Monday, we then went out to the "squatters village" which is just what it sounds like. It is made of people who used to have homes, but were destroyed when it was determined that it was an "eyesore" to the city, forcing these people to make new homes out of anything they can find in the city. Many of the people there feel much like outcasts and have a difficult time finding places to meet that are close enough that they feel they "fit in" and are accepted among. So a group goes out on Mondays to help lead in singing and to teach from His word, so the people there have a place to learn if they have never heard, or to grow as many are new to Him. It's so sweet; there is even a young woman who comes with us who leads the children in song, games, and simple stories just outside of where we meet. We often take for granted having a place for our children to go and learn while we sing, but this is one of the firsts I've seen in Africa, especially in such a rural area. The kids come, not only with their parents, but walk for miles in groups to attend, even if their parents are not interested; it's wonderful to see the kids excited about that!

Finally, starting on Tuesday, I've been working with one of the local Doctors here. She is an amazing young doctor with a passion for her patients, and, more importantly for Him. We've been bouncing around between the hospital, an outpatient clinic, and an HIV/AIDS clinic. Oh, how much I have learned from each place, and how much I thank Him for every opportunity! Not only are we able to care for physical needs (as much as possible with the very limited resources), but there is no kind of restriction on how we may care for spiritual needs as well. The Doctor I am with is an excellent example of how to both talk to Him about the patients, and to talk to the patients about Him. She never ceases to amaze me with her faith in what can be done. When it seems impossible for a patient to get the medication or treatment they need, she is ever trusting that He will find a way, as she should be! Because He always does through this servant I am so privileged to work with!

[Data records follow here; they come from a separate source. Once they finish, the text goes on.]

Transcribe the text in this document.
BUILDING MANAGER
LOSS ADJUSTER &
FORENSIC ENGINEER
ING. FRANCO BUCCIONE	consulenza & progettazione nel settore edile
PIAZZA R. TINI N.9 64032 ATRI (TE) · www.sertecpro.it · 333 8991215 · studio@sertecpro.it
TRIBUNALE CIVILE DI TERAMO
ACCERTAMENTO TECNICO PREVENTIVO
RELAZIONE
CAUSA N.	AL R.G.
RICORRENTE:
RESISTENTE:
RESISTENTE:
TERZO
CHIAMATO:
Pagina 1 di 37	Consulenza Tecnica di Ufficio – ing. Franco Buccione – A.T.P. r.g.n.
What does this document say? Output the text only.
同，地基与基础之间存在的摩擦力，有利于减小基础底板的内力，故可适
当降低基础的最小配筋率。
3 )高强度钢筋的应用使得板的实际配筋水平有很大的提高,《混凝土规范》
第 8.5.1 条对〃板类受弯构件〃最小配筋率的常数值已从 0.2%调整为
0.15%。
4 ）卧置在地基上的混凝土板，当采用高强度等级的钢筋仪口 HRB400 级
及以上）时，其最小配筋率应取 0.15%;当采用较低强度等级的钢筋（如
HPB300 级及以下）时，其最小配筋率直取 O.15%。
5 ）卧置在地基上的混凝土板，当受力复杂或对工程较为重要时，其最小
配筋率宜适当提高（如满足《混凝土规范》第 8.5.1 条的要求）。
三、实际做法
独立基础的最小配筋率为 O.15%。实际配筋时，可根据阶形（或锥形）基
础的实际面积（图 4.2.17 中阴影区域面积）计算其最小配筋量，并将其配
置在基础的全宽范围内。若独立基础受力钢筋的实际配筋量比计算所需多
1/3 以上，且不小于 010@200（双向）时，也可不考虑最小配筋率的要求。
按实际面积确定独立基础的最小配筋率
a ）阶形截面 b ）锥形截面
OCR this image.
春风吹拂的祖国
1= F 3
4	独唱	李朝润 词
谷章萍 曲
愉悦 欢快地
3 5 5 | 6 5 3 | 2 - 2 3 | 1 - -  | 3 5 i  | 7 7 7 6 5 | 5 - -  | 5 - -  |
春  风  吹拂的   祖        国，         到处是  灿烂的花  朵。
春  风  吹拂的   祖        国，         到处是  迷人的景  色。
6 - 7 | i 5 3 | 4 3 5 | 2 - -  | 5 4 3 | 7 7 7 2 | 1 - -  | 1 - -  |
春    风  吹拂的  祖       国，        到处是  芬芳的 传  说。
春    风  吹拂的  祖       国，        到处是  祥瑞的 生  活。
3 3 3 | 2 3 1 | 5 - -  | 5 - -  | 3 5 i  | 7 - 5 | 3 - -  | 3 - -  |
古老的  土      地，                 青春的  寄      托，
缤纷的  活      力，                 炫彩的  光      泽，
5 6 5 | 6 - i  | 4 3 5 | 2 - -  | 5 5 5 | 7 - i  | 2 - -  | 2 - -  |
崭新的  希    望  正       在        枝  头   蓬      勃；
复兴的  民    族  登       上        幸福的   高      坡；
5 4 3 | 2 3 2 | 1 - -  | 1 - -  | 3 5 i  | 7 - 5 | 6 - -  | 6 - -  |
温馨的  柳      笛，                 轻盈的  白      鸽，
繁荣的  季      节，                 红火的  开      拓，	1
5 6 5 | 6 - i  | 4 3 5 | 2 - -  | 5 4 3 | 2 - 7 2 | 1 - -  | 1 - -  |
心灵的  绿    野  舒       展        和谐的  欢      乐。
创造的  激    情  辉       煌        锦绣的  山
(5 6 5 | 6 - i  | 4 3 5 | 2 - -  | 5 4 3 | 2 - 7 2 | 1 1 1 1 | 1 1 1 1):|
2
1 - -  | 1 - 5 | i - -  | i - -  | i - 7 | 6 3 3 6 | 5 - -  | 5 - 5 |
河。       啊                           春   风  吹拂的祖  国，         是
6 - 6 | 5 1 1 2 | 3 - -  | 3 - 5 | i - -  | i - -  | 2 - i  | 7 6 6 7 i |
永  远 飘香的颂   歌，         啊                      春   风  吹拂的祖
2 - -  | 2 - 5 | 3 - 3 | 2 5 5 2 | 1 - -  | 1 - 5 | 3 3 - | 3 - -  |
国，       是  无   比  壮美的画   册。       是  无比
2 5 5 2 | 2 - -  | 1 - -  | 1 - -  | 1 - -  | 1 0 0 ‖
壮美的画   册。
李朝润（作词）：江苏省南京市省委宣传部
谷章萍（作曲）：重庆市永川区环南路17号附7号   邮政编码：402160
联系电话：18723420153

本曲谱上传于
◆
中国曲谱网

It is hard, I admit, to see the people in such great need for medical care and trapped in such limited and often hopeless situations. The HIV/AIDs rate here is staggering as are the often curable in the States, but possibly deadly here diseases that plague the people here. However, I find encouragement in His love for them and in how it is being displayed through His servants and their care. My only heartache is that there are not more here to shower His love down on these broken and often very open and searching people. But the joy is obvious on the faces of the ones who serve Him here. They are continually blessed to be a part of His harvest and delight in guiding the lost to their King. It sometimes almost makes me hurt even more for those who know Him back home, and yet, for whatever reason, never get to be apart of this harvest, of this light for Him.

Anyways, I continue to cherish the opportunities He gives and ask for continued prayer that I would do nothing but glorify His name while I'm here. I ask for prayer for all the workers here and for the hearts of those they are working on. A little more than a week and I will leave this place, and my prayer is that what I leave behind is not of me. Thank all of you again, who intercede on the behalf of the people here, your impact will never be known on this earth!

"Our service and love is not first to the harvest, it is to the Master of the harvest!" - D.S.